Did I mention this was our anniversary trip?
Which, dear readers, means that I was (somewhat) less worried about the noise being made in the hall, and more concerned about any noise we made being heard clearly in the lobby. To make matters even more disturbing, the afternoon/night manager was an older Polish man, maybe 55 or 60, who sat at the desk with his 14-year-old son across from him. That places the son directly in front of our room. Like, we would hit him if we opened the door too quickly. I am not making this up. They mostly spoke to each other in Polish and it seemed as if the dad was helping his son with homework the lion's share of the time.
My wife and I contemplated the reality and potentially calamity of having anniversary sex that would actively double as this kid's home-schooled version of sex education. I can't emphasize how close these people are to our room. They wouldn't hear the faint unmistakable sounds of a couple having sex: Grunts, bed squeaks, the occasional scream or yelp. No, they would hear every syllable of dialogue. Every slip, every slide, every grab. It would be the opposite of Pay-Per-View. It would be paying to be viewed.

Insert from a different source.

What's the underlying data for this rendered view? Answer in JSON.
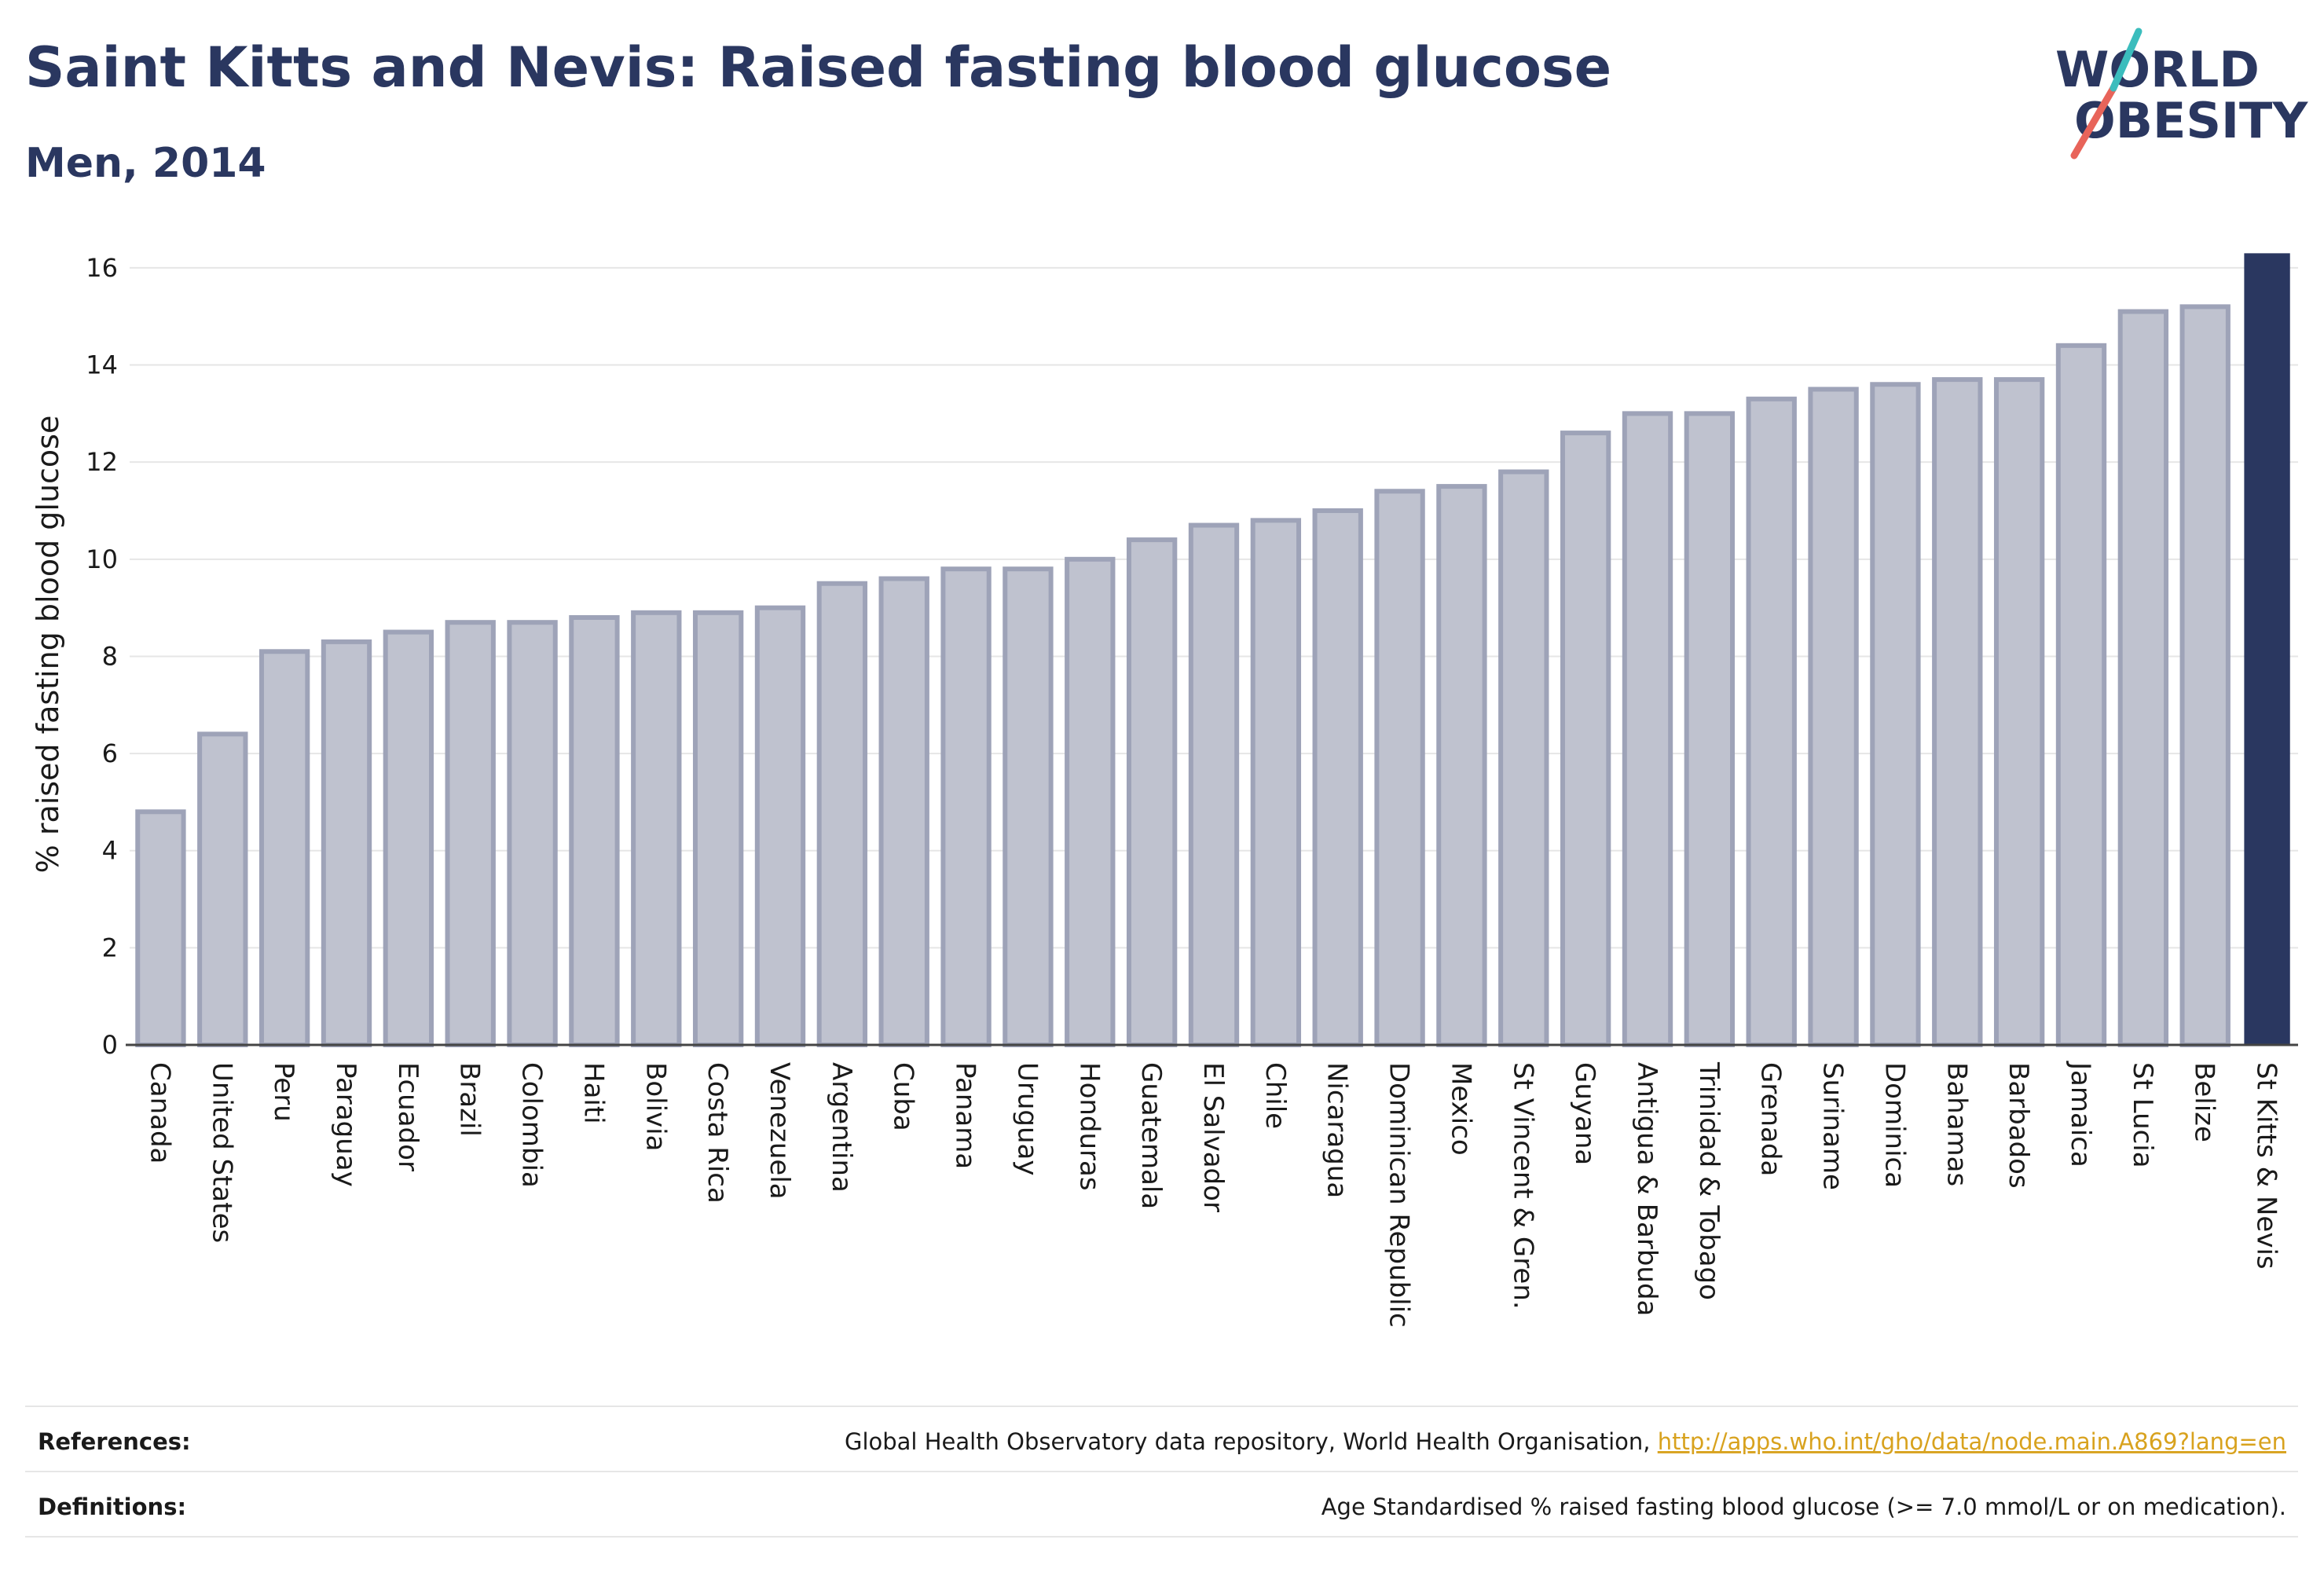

We temporarily put off the problem, as we were happy to have a place to throw our stuff before heading to the Sox matinee. And frankly, after a day in the sun and a night out on the town with an old friend, our getting-old ass's decided to get a "good" night's sleep Saturday night, and let Future Matt and Future Wife deal with this shit in the morning.
Which is exactly what I . . . well no. I took a shower in the morning. I had to wake up. As communicative as I am 98% of the day, I am equally unnecessarily hostile and argumentative post waking up and pre-coffee. So, yah, I took a shower.
What I meant to say was . . . Which is exactly what my wife did first thing the next morning while I was in the shower. Cause she's a boss and knows how to ask for reasonable requests nicely without passive aggressively insinuating that our current room is more of a "joke room" better utilized as a breakfast space for guests and not as a tourist terrarium for whichever guests are too introverted to ask to be moved. It was probably better she did the asking, in retrospect.
After settling in to our new room, I thanked my wife for her bravery in putting our weekend needs above her desire to not "cause problems." And then, like any loving couple on their anniversary, we had medium loud sex directly above the front desk and the amiable day manager.